Une révolution, préparée par la corruption des mœurs et par les égarements de l'esprit, éclate parmi nous. Au nom des lois, on renverse la religion et la morale; on renonce à l'expérience et aux coutumes de nos pères; on brise les tombeaux des aïeux, base sacrée de tout gouvernement durable, pour fonder sur une raison incertaine une société sans passé et sans avenir. Errant dans nos propres folies, ayant perdu toute idée claire du juste et de l'injuste, du bien et du mal, nous parcourûmes les diverses formes des constitutions républicaines. Nous appelâmes la populace à délibérer au milieu des rues de Paris, sur les grands objets que le peuple romain venoit discuter au Forum, après avoir déposé ses armes et s'être baigné dans les flots du Tibre.

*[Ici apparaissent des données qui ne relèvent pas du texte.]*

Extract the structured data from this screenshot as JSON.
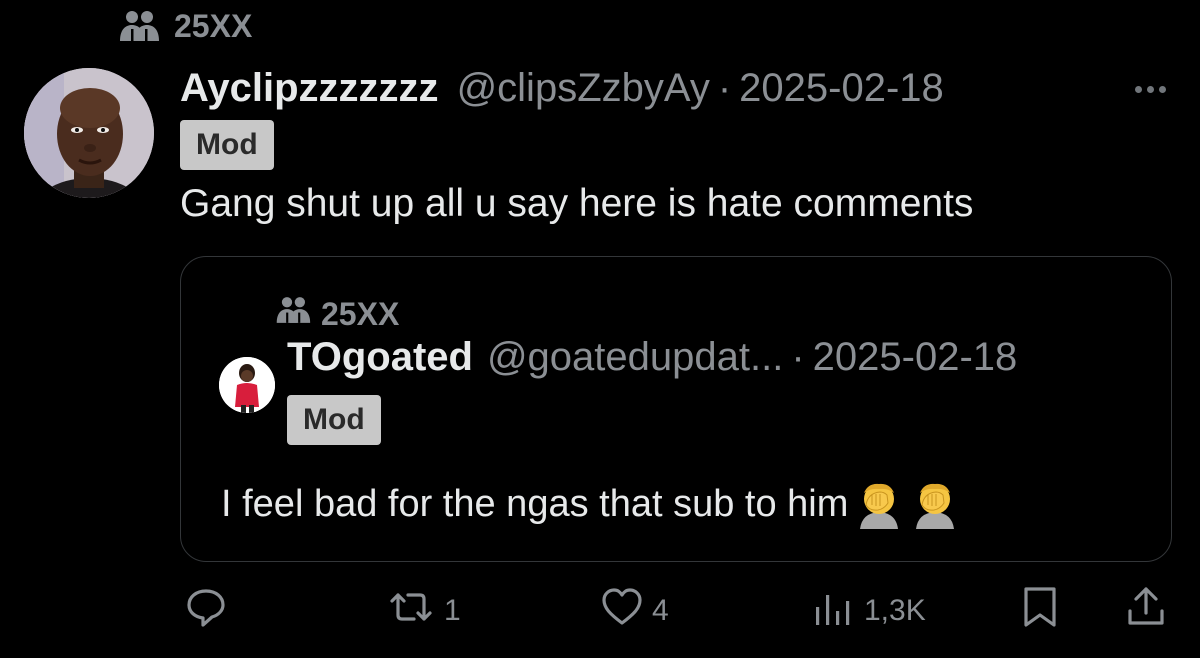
{
  "post": {
    "community": "25XX",
    "author": {
      "display_name": "Ayclipzzzzzzz",
      "handle": "@clipsZzbyAy",
      "separator": "·",
      "date": "2025-02-18",
      "badge": "Mod"
    },
    "text": "Gang shut up all u say here is hate comments",
    "more_icon": "more-horizontal-icon"
  },
  "quote": {
    "community": "25XX",
    "author": {
      "display_name": "TOgoated",
      "handle": "@goatedupdat...",
      "separator": "·",
      "date": "2025-02-18",
      "badge": "Mod"
    },
    "text": "I feel bad for the ngas that sub to him",
    "emojis": [
      "face-palm-emoji",
      "face-palm-emoji"
    ]
  },
  "actions": {
    "reply": {
      "icon": "reply-icon",
      "count": ""
    },
    "repost": {
      "icon": "repost-icon",
      "count": "1"
    },
    "like": {
      "icon": "heart-icon",
      "count": "4"
    },
    "views": {
      "icon": "views-icon",
      "count": "1,3K"
    },
    "bookmark": {
      "icon": "bookmark-icon"
    },
    "share": {
      "icon": "share-icon"
    }
  },
  "colors": {
    "background": "#000000",
    "primary_text": "#e7e9ea",
    "secondary_text": "#8b8f94",
    "badge_bg": "#c8c8c8",
    "card_border": "#333639"
  }
}
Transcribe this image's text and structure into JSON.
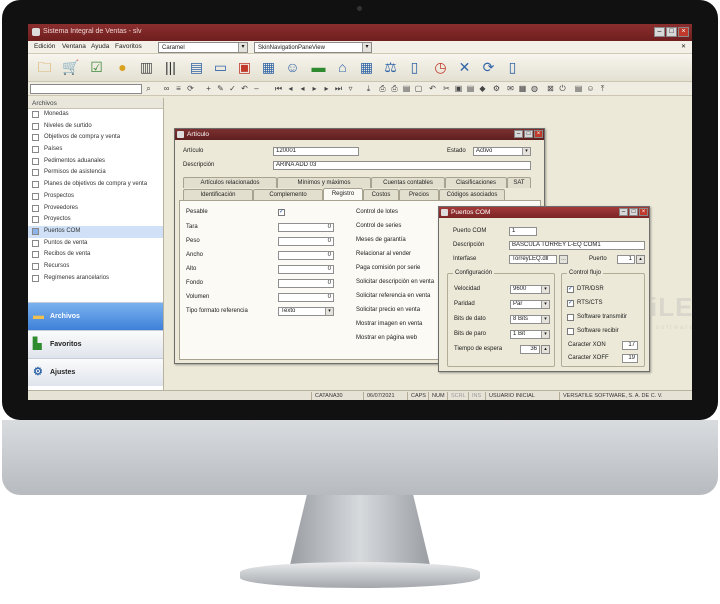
{
  "app": {
    "title": "Sistema Integral de Ventas - slv",
    "menu": [
      "Edición",
      "Ventana",
      "Ayuda",
      "Favoritos"
    ],
    "theme_combo": "Caramel",
    "skin_combo": "SkinNavigationPaneView"
  },
  "sidebar": {
    "header": "Archivos",
    "items": [
      "Monedas",
      "Niveles de surtido",
      "Objetivos de compra y venta",
      "Países",
      "Pedimentos aduanales",
      "Permisos de asistencia",
      "Planes de objetivos de compra y venta",
      "Prospectos",
      "Proveedores",
      "Proyectos",
      "Puertos COM",
      "Puntos de venta",
      "Recibos de venta",
      "Recursos",
      "Regímenes arancelarios"
    ],
    "selected_index": 10,
    "sections": [
      "Archivos",
      "Favoritos",
      "Ajustes"
    ]
  },
  "articulo": {
    "title": "Artículo",
    "articulo_label": "Artículo",
    "articulo_value": "120001",
    "estado_label": "Estado",
    "estado_value": "Activo",
    "descripcion_label": "Descripción",
    "descripcion_value": "ARINA ADD 03",
    "tabs_row1": [
      "Artículos relacionados",
      "Mínimos y máximos",
      "Cuentas contables",
      "Clasificaciones",
      "SAT"
    ],
    "tabs_row2": [
      "Identificación",
      "Complemento",
      "Registro",
      "Costos",
      "Precios",
      "Códigos asociados"
    ],
    "active_tab": "Registro",
    "fields": [
      {
        "label": "Pesable",
        "type": "check",
        "checked": true
      },
      {
        "label": "Tara",
        "value": "0"
      },
      {
        "label": "Peso",
        "value": "0"
      },
      {
        "label": "Ancho",
        "value": "0"
      },
      {
        "label": "Alto",
        "value": "0"
      },
      {
        "label": "Fondo",
        "value": "0"
      },
      {
        "label": "Volumen",
        "value": "0"
      }
    ],
    "tipo_formato_label": "Tipo formato referencia",
    "tipo_formato_value": "Texto",
    "right_labels": [
      "Control de lotes",
      "Control de series",
      "Meses de garantía",
      "Relacionar al vender",
      "Paga comisión por serie",
      "Solicitar descripción en venta",
      "Solicitar referencia en venta",
      "Solicitar precio en venta",
      "Mostrar imagen en venta",
      "Mostrar en página web"
    ]
  },
  "puertos": {
    "title": "Puertos COM",
    "puerto_com_label": "Puerto COM",
    "puerto_com_value": "1",
    "descripcion_label": "Descripción",
    "descripcion_value": "BASCULA TORREY L-EQ COM1",
    "interfase_label": "Interfase",
    "interfase_value": "TorreyLEQ.dll",
    "puerto_label": "Puerto",
    "puerto_value": "1",
    "config_title": "Configuración",
    "config": [
      {
        "label": "Velocidad",
        "value": "9600"
      },
      {
        "label": "Paridad",
        "value": "Par"
      },
      {
        "label": "Bits de dato",
        "value": "8 Bits"
      },
      {
        "label": "Bits de paro",
        "value": "1 Bit"
      },
      {
        "label": "Tiempo de espera",
        "value": "36"
      }
    ],
    "flujo_title": "Control flujo",
    "flujo": [
      {
        "label": "DTR/DSR",
        "checked": true
      },
      {
        "label": "RTS/CTS",
        "checked": true
      },
      {
        "label": "Software transmitir",
        "checked": false
      },
      {
        "label": "Software recibir",
        "checked": false
      }
    ],
    "xon_label": "Caracter XON",
    "xon_value": "17",
    "xoff_label": "Caracter XOFF",
    "xoff_value": "19"
  },
  "status": {
    "machine": "CATANA30",
    "date": "06/07/2021",
    "caps": "CAPS",
    "num": "NUM",
    "scrl": "SCRL",
    "ins": "INS",
    "user": "USUARIO INICIAL",
    "company": "VERSATILE SOFTWARE, S. A. DE C. V."
  },
  "watermark": {
    "text": "iLE",
    "sub": "software"
  }
}
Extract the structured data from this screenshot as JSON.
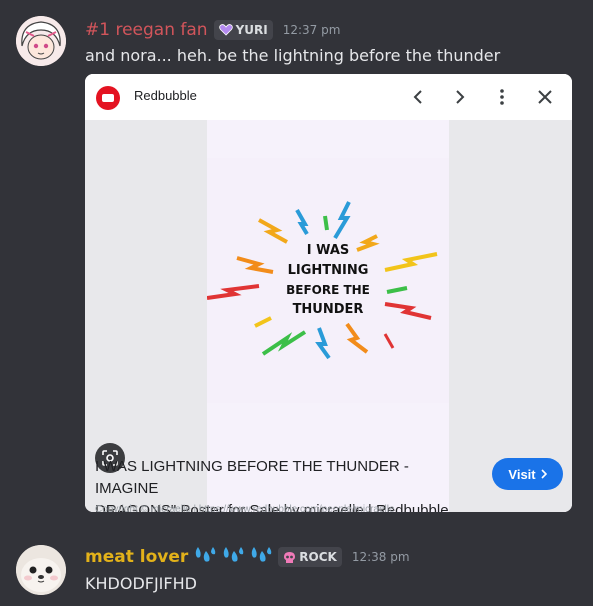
{
  "messages": [
    {
      "username": "#1 reegan fan",
      "username_color": "#d2555b",
      "role_tag": "YURI",
      "role_icon": "purple-heart-icon",
      "timestamp": "12:37 pm",
      "content": "and nora... heh. be the lightning before the thunder"
    },
    {
      "username": "meat lover",
      "username_color": "#e3b21a",
      "username_icons": [
        "sweat-droplets-icon",
        "sweat-droplets-icon",
        "sweat-droplets-icon"
      ],
      "role_tag": "ROCK",
      "role_icon": "pink-skull-icon",
      "timestamp": "12:38 pm",
      "content": "KHDODFJIFHD"
    }
  ],
  "embed": {
    "site_name": "Redbubble",
    "poster_text": [
      "I WAS",
      "LIGHTNING",
      "BEFORE THE",
      "THUNDER"
    ],
    "caption_line1": "I WAS LIGHTNING BEFORE THE THUNDER - IMAGINE",
    "caption_line2": "DRAGONS\" Poster for Sale by micraelle | Redbubble",
    "visit_label": "Visit",
    "copyright": "Copyright © micraelle | https://www.redbubble.com/people/micraelle"
  },
  "colors": {
    "background": "#323339",
    "visit_button": "#1a73e8",
    "redbubble_logo": "#e41321"
  }
}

Alors sortirent de leurs repaires tous ces rois demi-nus, salis et abrutis par l'indigence, enlaidis et mutilés par leurs travaux, n'ayant pour toute vertu que l'insolence de la misère et l'orgueil de haillons. La patrie tombée en de pareilles mains fut bientôt couverte de plaies. Que nous resta-t-il de nos fureurs et de nos chimères? des crimes et des chaînes!

Mais du moins le but que l'on sembloit se proposer alors étoit noble. La liberté ne doit point ètre accusée des forfaits que l'on commit sous son nom; la vraie philosophie n'est point la mère des doctrines empoisonnées que répandent les faux sages. Éclairés par l'expérience, nous sentîmes enfin

que le gouvernement monarchique étoit le seul qui pût convenir à notre patrie.

Il eût été naturel de rappeler nos princes légitimes; mais nous crûmes nos fautes trop grandes pour être pardonnées. Nous ne songeâmes pas que le cœur d'un fils de saint Louis est un trésor inépuisable de miséricorde. Les uns craignoient pour leur vie, les autres pour leurs richesses. Surtout il en coûtoit trop à l'orgueil humain d'avouer qu'il s'étoit trompé. Quoi! tant de massacres, de bouleversements, de malheurs, pour revenir au point d'où l'on étoit parti! Les passions encore émues, les prétentions de toutes les espèces ne pouvoient renoncer à cette égalité chimérique, cause principale de nos maux. De grandes raisons nous poussoient; de petites raisons nous retinrent: la félicité publique fut sacrifiée à l'intérêt personnel, et la justice à la vanité.

Il fallut donc songer à établir un chef suprême qui fût l'enfant de la révolution, un chef en qui la loi, corrompue dans sa source, protégeât la corruption et fit alliance avec elle. Des magistrats intègres, fermes et courageux, des capitaines renommés par leur probité autant que pour leurs talents, s'étoient formés au milieu de nos discordes ; mais on ne leur offrit point un pouvoir que leurs principes leur auroient défendu d'accepter. On désespéra de trouver parmi les François un front qui osât porter la couronne de Louis XVI. Un étranger se présenta: il fut choisi.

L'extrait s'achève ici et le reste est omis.